Mehic’s paper titled “Student beauty and grades under in-person and remote teaching” states in no uncertain terms that “physical appearance is an important predictor for success in life.” It further proffers that attractive individuals are likely to be more “self-confident, which can positively affect human capital formation” and that “attractive people are more satisfied with their lives, earn higher wages and grades, and are less likely to engage in criminal activity.”

Impact of beauty

The research’s body of work is anchored on the role of student facial attractiveness on university grades. In the main, it used data from mandatory courses prescribed under the Engineering teaching programmes in Sweden. The findings lead to the conclusion that beauty influences results, especially when students and lecturers interface.

“I first consider academic outcomes when education is in-person, and the faces of students are readily available to teachers. The results suggest that beauty is positively related to academic outcomes, however, the results are only significant in non-quantitative courses, which, to a greater extent, rely on interactions between teachers and students,” the research report reads.

The study also suggests that the influence of looks cuts across both genders.

“The beauty premium on grades in non-quantitative subjects hold[s] for both male and female students,” the researcher notes.

The researcher hastens to add that the female beauty premium, which is observed when education is interpersonal, is likely the product of discrimination.

Dip in fortunes

The paper, however, notes that a switch to emphasis on online teaching, which was precipitated by the outbreak of the Covid-19 pandemic, led to a decline in performance on the part of women.

“Switching to full online teaching resulted in deteriorated grades in non-quantitative courses for attractive females.
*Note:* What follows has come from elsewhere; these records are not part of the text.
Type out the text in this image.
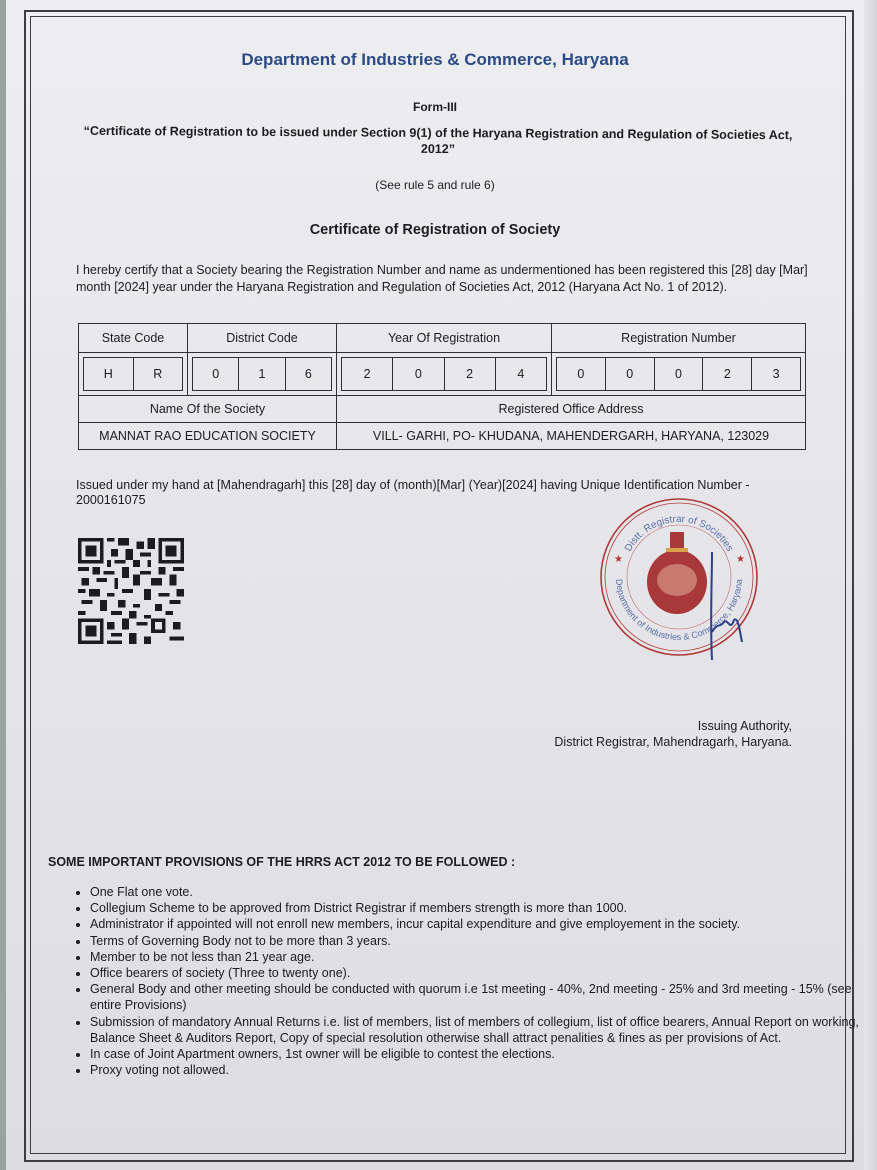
Department of Industries & Commerce, Haryana
Form-III
“Certificate of Registration to be issued under Section 9(1) of the Haryana Registration and Regulation of Societies Act, 2012”
(See rule 5 and rule 6)
Certificate of Registration of Society
I hereby certify that a Society bearing the Registration Number and name as undermentioned has been registered this [28] day [Mar] month [2024] year under the Haryana Registration and Regulation of Societies Act, 2012 (Haryana Act No. 1 of 2012).
State Code	District Code	Year Of Registration	Registration Number

H R	0 1 6	2 0 2 4	0 0 0 2 3

Name Of the Society		Registered Office Address	
MANNAT RAO EDUCATION SOCIETY		VILL- GARHI, PO- KHUDANA, MAHENDERGARH, HARYANA, 123029	
Issued under my hand at [Mahendragarh] this [28] day of (month)[Mar] (Year)[2024] having Unique Identification Number - 2000161075
Distt. Registrar of Societies
Department of Industries & Commerce, Haryana
★	★
Issuing Authority,
District Registrar, Mahendragarh, Haryana.
SOME IMPORTANT PROVISIONS OF THE HRRS ACT 2012 TO BE FOLLOWED :
• One Flat one vote.
• Collegium Scheme to be approved from District Registrar if members strength is more than 1000.
• Administrator if appointed will not enroll new members, incur capital expenditure and give employement in the society.
• Terms of Governing Body not to be more than 3 years.
• Member to be not less than 21 year age.
• Office bearers of society (Three to twenty one).
• General Body and other meeting should be conducted with quorum i.e 1st meeting - 40%, 2nd meeting - 25% and 3rd meeting - 15% (see entire Provisions)
• Submission of mandatory Annual Returns i.e. list of members, list of members of collegium, list of office bearers, Annual Report on working, Balance Sheet & Auditors Report, Copy of special resolution otherwise shall attract penalities & fines as per provisions of Act.
• In case of Joint Apartment owners, 1st owner will be eligible to contest the elections.
• Proxy voting not allowed.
However, there was still a significant beauty premium for attractive males,” the report notes, adding, “Taken together, these findings suggest that the return to facial beauty is likely to be primarily due to discrimination for females, and the result of a productive trait for males.”

The conclusion that men too benefit from their looks will most likely go some way in drawing a line under the widely held belief that attractive women sleep their way to the top of their classes.